20191124

Day 1,905

The only thing creepier than finding the ruins of a colossal ancient citadel at the bottom of a sinkhole was finding out it that it was still inhabited. Of course by the time we knew, eight people had gone missing and we'd already accidentally caused part of the sinkhole to collapse, opening the formerly isolated lake into the main river basin and releasing the inhabitant.

We never meant to set it free but there was absolutely nothing we could do to stop an eighty foot sea-serpent from swimming away, jagged fins slicing through the air as gracefully as its heavily plated body cut through the current as it headed or deeper water.

The citadel didn't hold much in the way of answers. All we knew was that it was built to be a holding pen and someone, likely a local family or clan, had continued to maintain the herd of cows that roamed the otherwise deserted town.

In other words - they'd been feeding it. And we were assuming there was just the one, though females in most aquatic species are usually far larger than the males. We all knew that but we were hardly expecting a swarm of writhing darkness to pour out into the river a few hours later.

We couldn't have predicted the slaughter that followed.
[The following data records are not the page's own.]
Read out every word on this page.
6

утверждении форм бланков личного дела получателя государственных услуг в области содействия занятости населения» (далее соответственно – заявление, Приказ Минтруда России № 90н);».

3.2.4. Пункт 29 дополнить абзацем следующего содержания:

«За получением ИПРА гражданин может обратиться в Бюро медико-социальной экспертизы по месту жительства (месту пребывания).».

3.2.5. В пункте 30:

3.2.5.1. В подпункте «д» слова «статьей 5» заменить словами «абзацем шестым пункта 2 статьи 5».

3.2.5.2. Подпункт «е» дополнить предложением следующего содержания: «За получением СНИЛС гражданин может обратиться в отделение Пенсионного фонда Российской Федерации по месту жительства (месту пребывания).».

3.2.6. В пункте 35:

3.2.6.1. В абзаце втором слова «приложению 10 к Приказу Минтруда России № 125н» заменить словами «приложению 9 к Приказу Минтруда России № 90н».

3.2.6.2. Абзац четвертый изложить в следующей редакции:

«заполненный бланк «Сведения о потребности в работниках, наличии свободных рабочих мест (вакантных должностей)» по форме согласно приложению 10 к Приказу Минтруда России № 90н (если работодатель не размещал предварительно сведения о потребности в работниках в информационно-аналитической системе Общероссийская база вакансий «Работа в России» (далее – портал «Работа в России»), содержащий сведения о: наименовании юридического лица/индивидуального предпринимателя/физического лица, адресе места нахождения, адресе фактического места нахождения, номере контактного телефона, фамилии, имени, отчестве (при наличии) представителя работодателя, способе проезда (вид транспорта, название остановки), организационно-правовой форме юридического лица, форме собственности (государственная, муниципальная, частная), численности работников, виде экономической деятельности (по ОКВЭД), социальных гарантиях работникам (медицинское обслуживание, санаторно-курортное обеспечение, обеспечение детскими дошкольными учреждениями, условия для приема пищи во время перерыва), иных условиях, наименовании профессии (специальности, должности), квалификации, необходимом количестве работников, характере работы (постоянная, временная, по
All along the river, from source to sea, body parts washed up covered in the same countless jagged teeth-marks. The males had made the river their home and that was more than enough for us to worry about.

Then someone uploaded a video from a whale watching trip that showed a humpback whale being bitten clean in two and we found the female again. Now barely a month later and our shores are as dotted with whale bones as the river is with corpses and no matter how many we kill in the river, the beast in the sea remains free.